Bill Nichols. Copyright (c) Valley News. May not be reprinted or used online without permission. Send requests to permission@vnews.com.
Bill Nichols. Copyright (c) Valley News. May not be reprinted or used online without permission. Send requests to permission@vnews.com.

One of my comforting thoughts on the morning of Nov. 9, 2016, as I tried coming to grips with Donald Trump’s election, was my memory of Republican senators who had shown courage and independence in the past. I thought, for example, of Sens. Susan Collins and Jim Jeffords, who voted against the conviction of President Bill Clinton in his impeachment trial. And there were those Republican senators who pressed President Richard Nixon to resign.

Such acts of brave resistance among the upper ranks of Republicans, as it turned out, were rare in the years of Trump’s domination, and I’ve looked for comfort in Beautiful Souls: The Courage and Conscience of Ordinary People in Extraordinary Times. In it, author Eyal Press says the acts we considered courageous in the time of the Holocaust often grew not from grand gestures based on a principle but from “small, modest actions” of people we now call heroic. Their actions often resulted from personal encounters with people threatened by obvious injustice, suffering and death.

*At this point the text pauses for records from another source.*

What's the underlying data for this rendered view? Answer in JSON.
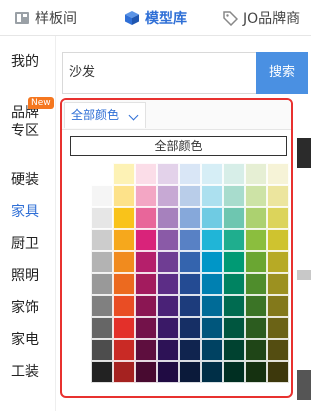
{
  "tabs": [
    {
      "label": "样板间",
      "icon": "sample-room-icon",
      "active": false
    },
    {
      "label": "模型库",
      "icon": "cube-icon",
      "active": true
    },
    {
      "label": "JO品牌商",
      "icon": "tag-icon",
      "active": false
    }
  ],
  "sidebar": {
    "items": [
      {
        "label": "我的"
      },
      {
        "label": "品牌\n专区",
        "badge": "New"
      },
      {
        "label": "硬装"
      },
      {
        "label": "家具",
        "active": true
      },
      {
        "label": "厨卫"
      },
      {
        "label": "照明"
      },
      {
        "label": "家饰"
      },
      {
        "label": "家电"
      },
      {
        "label": "工装"
      }
    ]
  },
  "search": {
    "value": "沙发",
    "button_label": "搜索"
  },
  "color_filter": {
    "selected": "全部颜色",
    "all_button_label": "全部颜色",
    "swatches": [
      [
        "#ffffff",
        "#fdf2b5",
        "#fbdde8",
        "#e3d2ea",
        "#d9e6f6",
        "#d6eef6",
        "#d7eee8",
        "#e6efd4",
        "#f6f3d7",
        "#ebe4de"
      ],
      [
        "#f5f5f5",
        "#fde28a",
        "#f3a6c4",
        "#c7a9d4",
        "#b9cde9",
        "#ace0ef",
        "#a8dccd",
        "#cde3a6",
        "#ece59e",
        "#d8ccbf"
      ],
      [
        "#e6e6e6",
        "#f9c31a",
        "#e8669a",
        "#a681bd",
        "#86a8da",
        "#6fcbe3",
        "#6ec6b0",
        "#acd170",
        "#dcd45b",
        "#c2ae9c"
      ],
      [
        "#cccccc",
        "#f6a81c",
        "#d9237a",
        "#8a5aa7",
        "#5881c5",
        "#20b5d7",
        "#1fae8e",
        "#8bbe3e",
        "#cfc32f",
        "#a88e79"
      ],
      [
        "#b3b3b3",
        "#f18b1e",
        "#b51f6b",
        "#6f3d93",
        "#3464ae",
        "#0096c7",
        "#009a74",
        "#6aa632",
        "#b7aa25",
        "#8e705a"
      ],
      [
        "#999999",
        "#ec6a1f",
        "#a31b5e",
        "#5c2d86",
        "#244b93",
        "#0080b1",
        "#008361",
        "#4f8d2c",
        "#9c9120",
        "#745541"
      ],
      [
        "#808080",
        "#e94d24",
        "#8b1653",
        "#4a2277",
        "#1d3c7c",
        "#006b97",
        "#006b50",
        "#3b7426",
        "#83791b",
        "#5d412e"
      ],
      [
        "#666666",
        "#e3302a",
        "#73124a",
        "#3a1967",
        "#162f65",
        "#00567c",
        "#00563f",
        "#2c5c1f",
        "#6b6316",
        "#493223"
      ],
      [
        "#4d4d4d",
        "#c92a25",
        "#5e0e3e",
        "#2d1256",
        "#10244f",
        "#004262",
        "#004230",
        "#1f4517",
        "#544d11",
        "#38261a"
      ],
      [
        "#222222",
        "#a52220",
        "#480a30",
        "#200b43",
        "#0b1a3a",
        "#002f47",
        "#002f22",
        "#153110",
        "#3d380c",
        "#271a12"
      ]
    ]
  }
}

Authentic courage might be more complicated than it seems. Take, for example, the fact that Black Capitol Police officers recently had to help control a mob that included people shouting racial epithets and wearing outfits linked to white supremacy. One Black officer, Eugene Goodman, diverted some who were seeking the Senate chamber, giving the lawmakers inside time to be safely locked down. Even though some of the people trying to take over the Capitol were carrying “Defend the Police” signs, it would be surprising if Black officers didn’t see them as a potential lynch mob.

Or consider those protesters inspired by President Trump to march down Pennsylvania Avenue from the Ellipse near the White House to the Capitol, accompanied by people in Nazi gear. Few of them could have known for sure they would not be met with the kind of force protesters have faced before in the District of Columbia and other cities. One of them, a woman, was shot by police. But even if they believed President Trump would be with them, as he said, they surely knew there would be physical risk when their insurrection turned violent.

The courage that led Eugene Goodman to lure the mob away from the Senate chamber probably requires a motive quite different from that needed to join in a fight intended to keep in power a president who has convinced you his electoral defeat was a fraud.

Goodman appears to have been moved by a sense of the solemn duty he accepted as part of his job, and he may well have imagined the violence likely to ensue if the mob entered the Senate chamber while Democratic senators were still there. But judging by threats members of the mob were shouting, it seems likely they were driven by hatred of their perceived enemies and unquestioning belief in their “leader.”

While I’m considering different sources of courage, I notice this: Sens. Josh Hawley and Ted Cruz, who cheered on the mob without joining them, have not been widely acclaimed as heroes. But if what drove them to follow the mob’s violent attempt to overthrow our government with their own rhetorical efforts to overthrow our national election was fear and cowardice, it was joined with great ambition and their trust in the short memories of American voters.

Nearly everything I’ve written since Nov. 9, 2016, has assumed the importance of finding common ground in a democratic society that turned out to be more divided and vulnerable than most of us knew. It was a comforting thought, but what I learned on Jan. 6 I should have known: Common ground firm enough on which to rebuild our damaged, flawed democracy should not depend too heavily on good manners or forgetting. We need accountability, too.

We need to pass judgment on the leaders who have broken laws meant to protect our democracy, and on followers who have been misled to break those laws, as well. Somehow, we must also help the new administration overcome the pandemic, address climate change, and build economic and racial justice. It will require courage, imagination, much hard work — and our memory of Jan. 6.